10 New Open Source Projects You May Not Know About
PC World (01/20/12) Katherine Noyes

Black Duck Software recently announced the winners of its fourth annual Open Source Rookies of the Year program, bringing attention to lesser-known open source software projects. Two of the 10 winners are Bootstrap, a toolkit from Twitter for developing Web applications and sites, and BrowserID, a secure, decentralized, open source, cross-browser way for signing onto Web sites based on the user's email address. Black Duck described Canvas as "the only commercial open source learning management system (LMS) and the only LMS native to the cloud." Cloud Foundry is an open platform-as-a-service that provides a choice of clouds, developer frameworks, and application services. Moai is a mobile platform for game developers that offers cloud-based game services and rapid development of iOS, Android, and Chrome titles using the Lua scripting language. Mooege, OpenShift, Orion, rstat.us, and Salt are the other winners. "The data underlying the 2011 Open Source Rookies list is consistent with shifts we see in our day-to-day business, where cloud, mobile, and gaming draw great support from involved communities of open source developers," says Black Duck Software CEO Tim Yeaton.


OK, Computer
ITPro (01/19/12) Stephen Pritchard

Voice-control systems, which have seen a boost in popularity since the release of Apple's Siri voice-recognition technology, have many everyday applications, especially in fields that require hands-free controls, such as transport, logistics, and manufacturing. Another growth market for the technology is voice biometrics. There are currently 10 million voice prints in use worldwide, and that number is expected to reach 25 million by 2015, according to Nuance. The growth is being driven by a greater use of voice biometrics for customer authentication, especially in financial services, says Opus Research, which predicts that the use of voice biometrics will grow steadily as the technology becomes more accurate and more responsive. Although accuracy, both with false positives and false accepts, has been an issue, improved algorithms, faster processors, and better microphones on mobile handsets have helped to address the problem. Also driving the voice application market are companies being pushed by regulation and security breaches to fortify their data access controls. In addition, businesses prefer voice biometrics because it requires relatively little technology, and it is less intrusive for users than other biometrics.

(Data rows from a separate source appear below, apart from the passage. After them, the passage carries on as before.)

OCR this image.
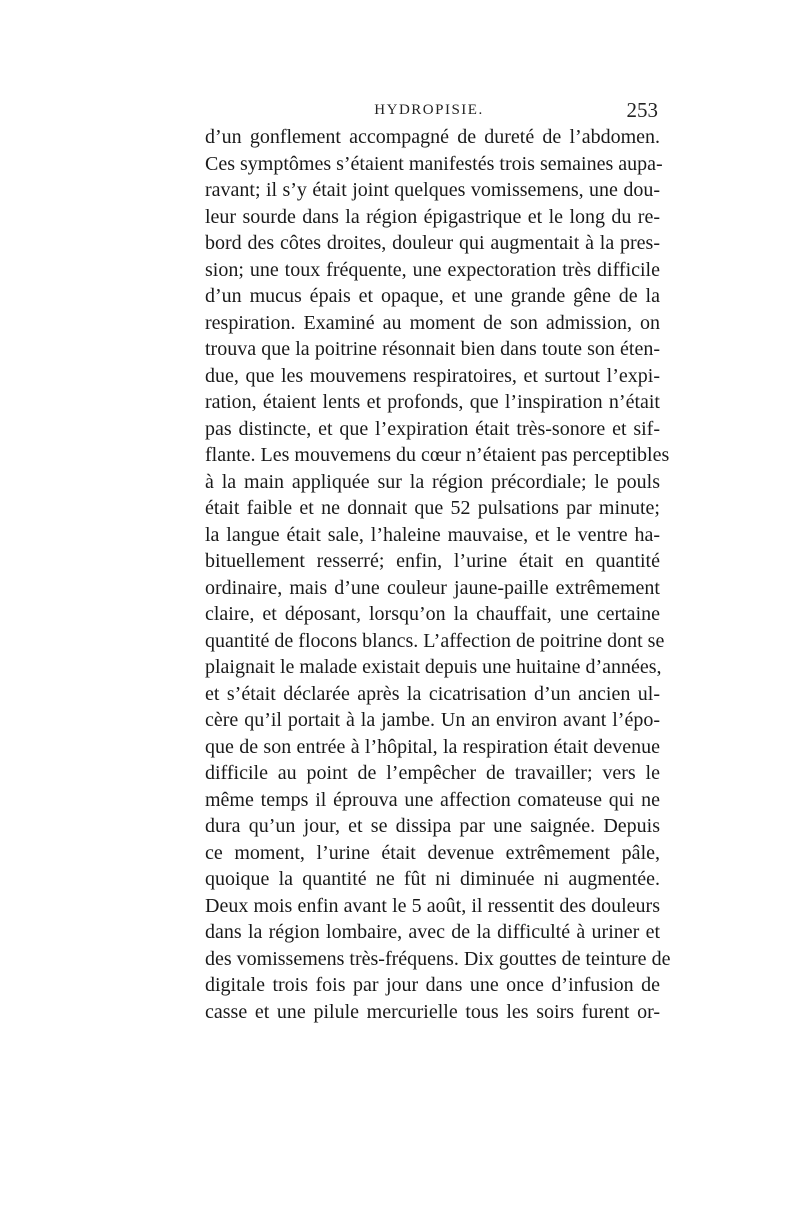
HYDROPISIE.	253
d’un gonflement accompagné de dureté de l’abdomen.
Ces symptômes s’étaient manifestés trois semaines aupa-
ravant; il s’y était joint quelques vomissemens, une dou-
leur sourde dans la région épigastrique et le long du re-
bord des côtes droites, douleur qui augmentait à la pres-
sion; une toux fréquente, une expectoration très difficile
d’un mucus épais et opaque, et une grande gêne de la
respiration. Examiné au moment de son admission, on
trouva que la poitrine résonnait bien dans toute son éten-
due, que les mouvemens respiratoires, et surtout l’expi-
ration, étaient lents et profonds, que l’inspiration n’était
pas distincte, et que l’expiration était très-sonore et sif-
flante. Les mouvemens du cœur n’étaient pas perceptibles
à la main appliquée sur la région précordiale; le pouls
était faible et ne donnait que 52 pulsations par minute;
la langue était sale, l’haleine mauvaise, et le ventre ha-
bituellement resserré; enfin, l’urine était en quantité
ordinaire, mais d’une couleur jaune-paille extrêmement
claire, et déposant, lorsqu’on la chauffait, une certaine
quantité de flocons blancs. L’affection de poitrine dont se
plaignait le malade existait depuis une huitaine d’années,
et s’était déclarée après la cicatrisation d’un ancien ul-
cère qu’il portait à la jambe. Un an environ avant l’épo-
que de son entrée à l’hôpital, la respiration était devenue
difficile au point de l’empêcher de travailler; vers le
même temps il éprouva une affection comateuse qui ne
dura qu’un jour, et se dissipa par une saignée. Depuis
ce moment, l’urine était devenue extrêmement pâle,
quoique la quantité ne fût ni diminuée ni augmentée.
Deux mois enfin avant le 5 août, il ressentit des douleurs
dans la région lombaire, avec de la difficulté à uriner et
des vomissemens très-fréquens. Dix gouttes de teinture de
digitale trois fois par jour dans une once d’infusion de
casse et une pilule mercurielle tous les soirs furent or-
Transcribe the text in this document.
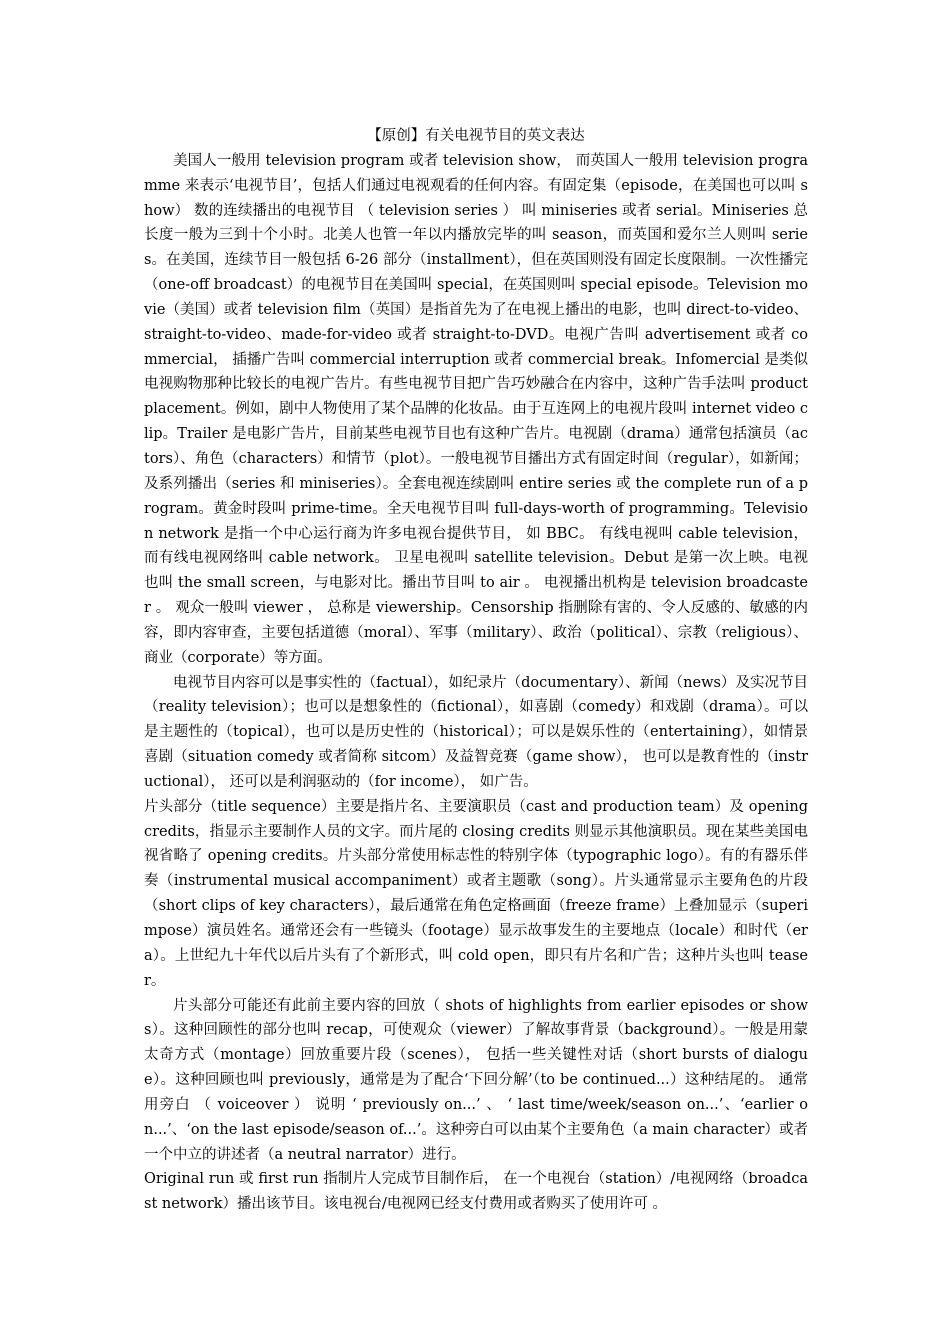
【原创】有关电视节目的英文表达

美国人一般用 television program 或者 television show， 而英国人一般用 television programme 来表示‘电视节目’，包括人们通过电视观看的任何内容。有固定集（episode，在美国也可以叫 show） 数的连续播出的电视节目 （ television series ） 叫 miniseries 或者 serial。Miniseries 总长度一般为三到十个小时。北美人也管一年以内播放完毕的叫 season，而英国和爱尔兰人则叫 series。在美国，连续节目一般包括 6-26 部分（installment），但在英国则没有固定长度限制。一次性播完（one-off broadcast）的电视节目在美国叫 special，在英国则叫 special episode。Television movie（美国）或者 television film（英国）是指首先为了在电视上播出的电影，也叫 direct-to-video、straight-to-video、made-for-video 或者 straight-to-DVD。电视广告叫 advertisement 或者 commercial， 插播广告叫 commercial interruption 或者 commercial break。Infomercial 是类似电视购物那种比较长的电视广告片。有些电视节目把广告巧妙融合在内容中，这种广告手法叫 product placement。例如，剧中人物使用了某个品牌的化妆品。由于互连网上的电视片段叫 internet video clip。Trailer 是电影广告片，目前某些电视节目也有这种广告片。电视剧（drama）通常包括演员（actors）、角色（characters）和情节（plot）。一般电视节目播出方式有固定时间（regular），如新闻；及系列播出（series 和 miniseries）。全套电视连续剧叫 entire series 或 the complete run of a program。黄金时段叫 prime-time。全天电视节目叫 full-days-worth of programming。Television network 是指一个中心运行商为许多电视台提供节目， 如 BBC。 有线电视叫 cable television， 而有线电视网络叫 cable network。 卫星电视叫 satellite television。Debut 是第一次上映。电视也叫 the small screen，与电影对比。播出节目叫 to air 。 电视播出机构是 television broadcaster 。 观众一般叫 viewer ， 总称是 viewership。Censorship 指删除有害的、令人反感的、敏感的内容，即内容审查，主要包括道德（moral）、军事（military）、政治（political）、宗教（religious）、商业（corporate）等方面。

电视节目内容可以是事实性的（factual），如纪录片（documentary）、新闻（news）及实况节目（reality television）；也可以是想象性的（fictional），如喜剧（comedy）和戏剧（drama）。可以是主题性的（topical），也可以是历史性的（historical）；可以是娱乐性的（entertaining），如情景喜剧（situation comedy 或者简称 sitcom）及益智竞赛（game show）， 也可以是教育性的（instructional）， 还可以是利润驱动的（for income）， 如广告。

片头部分（title sequence）主要是指片名、主要演职员（cast and production team）及 opening credits，指显示主要制作人员的文字。而片尾的 closing credits 则显示其他演职员。现在某些美国电视省略了 opening credits。片头部分常使用标志性的特别字体（typographic logo）。有的有器乐伴奏（instrumental musical accompaniment）或者主题歌（song）。片头通常显示主要角色的片段（short clips of key characters），最后通常在角色定格画面（freeze frame）上叠加显示（superimpose）演员姓名。通常还会有一些镜头（footage）显示故事发生的主要地点（locale）和时代（era）。上世纪九十年代以后片头有了个新形式，叫 cold open，即只有片名和广告；这种片头也叫 teaser。

片头部分可能还有此前主要内容的回放（ shots of highlights from earlier episodes or shows）。这种回顾性的部分也叫 recap，可使观众（viewer）了解故事背景（background）。一般是用蒙太奇方式（montage）回放重要片段（scenes）， 包括一些关键性对话（short bursts of dialogue）。这种回顾也叫 previously，通常是为了配合‘下回分解’（to be continued...）这种结尾的。 通常用旁白 （ voiceover ） 说明 ‘ previously on...’ 、 ‘ last time/week/season on...’、‘earlier on...’、‘on the last episode/season of...’。这种旁白可以由某个主要角色（a main character）或者一个中立的讲述者（a neutral narrator）进行。

Original run 或 first run 指制片人完成节目制作后， 在一个电视台（station）/电视网络（broadcast network）播出该节目。该电视台/电视网已经支付费用或者购买了使用许可 。
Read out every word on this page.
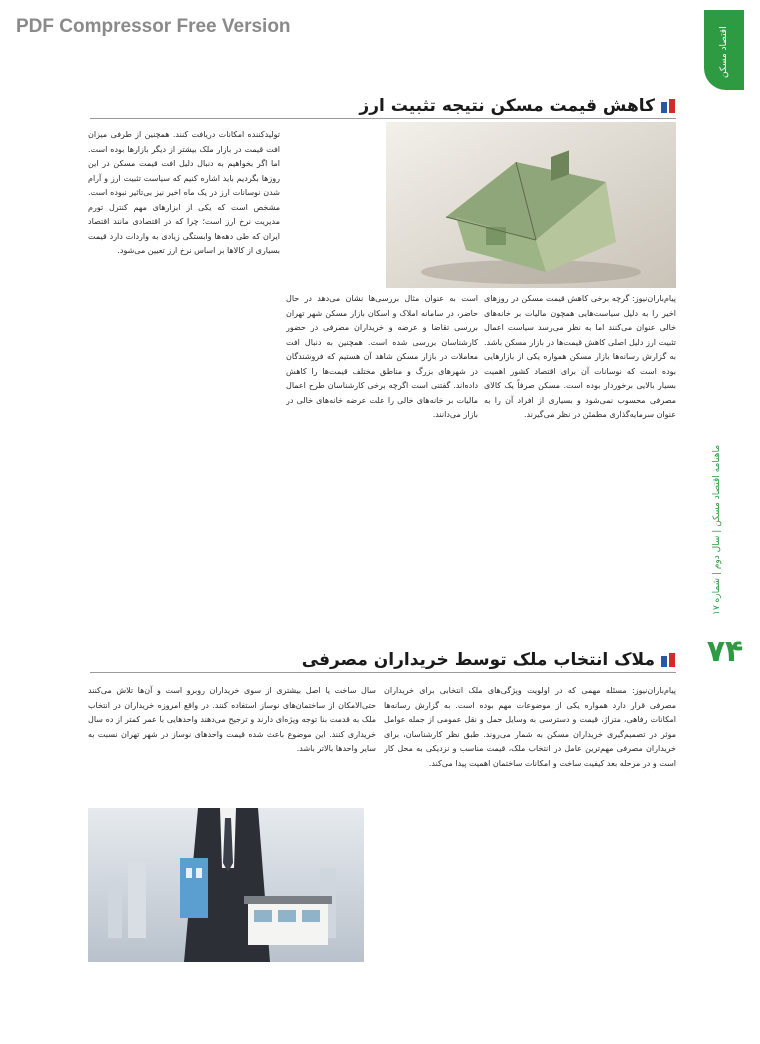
PDF Compressor Free Version	اقتصاد مسکن
ماهنامه اقتصاد مسکن | سال دوم | شماره ۱۷
۷۴
کاهش قیمت مسکن نتیجه تثبیت ارز

پیام‌باران‌نیوز: گرچه برخی کاهش قیمت مسکن در روزهای اخیر را به دلیل سیاست‌هایی همچون مالیات بر خانه‌های خالی عنوان می‌کنند اما به نظر می‌رسد سیاست اعمال تثبیت ارز دلیل اصلی کاهش قیمت‌ها در بازار مسکن باشد. به گزارش رسانه‌ها بازار مسکن همواره یکی از بازارهایی بوده است که نوسانات آن برای اقتصاد کشور اهمیت بسیار بالایی برخوردار بوده است. مسکن صرفاً یک کالای مصرفی محسوب نمی‌شود و بسیاری از افراد آن را به عنوان سرمایه‌گذاری مطمئن در نظر می‌گیرند.

است به عنوان مثال بررسی‌ها نشان می‌دهد در حال حاضر، در سامانه املاک و اسکان بازار مسکن شهر تهران بررسی تقاضا و عرضه و خریداران مصرفی در حضور کارشناسان بررسی شده است. همچنین به دنبال افت معاملات در بازار مسکن شاهد آن هستیم که فروشندگان در شهرهای بزرگ و مناطق مختلف قیمت‌ها را کاهش داده‌اند. گفتنی است اگرچه برخی کارشناسان طرح اعمال مالیات بر خانه‌های خالی را علت عرضه خانه‌های خالی در بازار می‌دانند.

تولیدکننده امکانات دریافت کنند. همچنین از طرفی میزان افت قیمت در بازار ملک بیشتر از دیگر بازارها بوده است. اما اگر بخواهیم به دنبال دلیل افت قیمت مسکن در این روزها بگردیم باید اشاره کنیم که سیاست تثبیت ارز و آرام شدن نوسانات ارز در یک ماه اخیر نیز بی‌تاثیر نبوده است. مشخص است که یکی از ابزارهای مهم کنترل تورم مدیریت نرخ ارز است؛ چرا که در اقتصادی مانند اقتصاد ایران که طی دهه‌ها وابستگی زیادی به واردات دارد قیمت بسیاری از کالاها بر اساس نرخ ارز تعیین می‌شود.

ملاک انتخاب ملک توسط خریداران مصرفی

پیام‌باران‌نیوز: مسئله مهمی که در اولویت ویژگی‌های ملک انتخابی برای خریداران مصرفی قرار دارد همواره یکی از موضوعات مهم بوده است. به گزارش رسانه‌ها امکانات رفاهی، متراژ، قیمت و دسترسی به وسایل حمل و نقل عمومی از جمله عوامل موثر در تصمیم‌گیری خریداران مسکن به شمار می‌روند. طبق نظر کارشناسان، برای خریداران مصرفی مهم‌ترین عامل در انتخاب ملک، قیمت مناسب و نزدیکی به محل کار است و در مرحله بعد کیفیت ساخت و امکانات ساختمان اهمیت پیدا می‌کند.

سال ساخت یا اصل بیشتری از سوی خریداران روبرو است و آن‌ها تلاش می‌کنند حتی‌الامکان از ساختمان‌های نوساز استفاده کنند. در واقع امروزه خریداران در انتخاب ملک به قدمت بنا توجه ویژه‌ای دارند و ترجیح می‌دهند واحدهایی با عمر کمتر از ده سال خریداری کنند. این موضوع باعث شده قیمت واحدهای نوساز در شهر تهران نسبت به سایر واحدها بالاتر باشد.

DARPA Set to Develop Super-Secure 'Cognitive Fingerprint'
Network World (01/17/12) Michael Cooney

U.S. Defense Advanced Research Projects Agency (DARPA) researchers are developing security technologies that go beyond recognizing complex passwords. DARPA's Active Authentication program aims to develop "novel ways of validating the identity of the person at the console that focus on the unique aspects of the individual through the use of software-based biometrics." Active Authentication focuses on the computational behavioral traits that can be observed through how people interact with the world. Such systems might look at the unique words a user types or examine the length of sentences and use of punctuation to determine user authenticity, says DARPA's Richard Guidorizzi. Other examples of the computational behavior metrics of the cognitive fingerprint include keystrokes, eye scans, how the user searches for information, how the user selects information, how the user reads the material selected, eye tracking on the page, the speed with which the individual reads the content, and the methods and structure of communication. DARPA says the authentication platform will be developed with open application programming interfaces to allow for the integration of future software or hardware biometric innovations.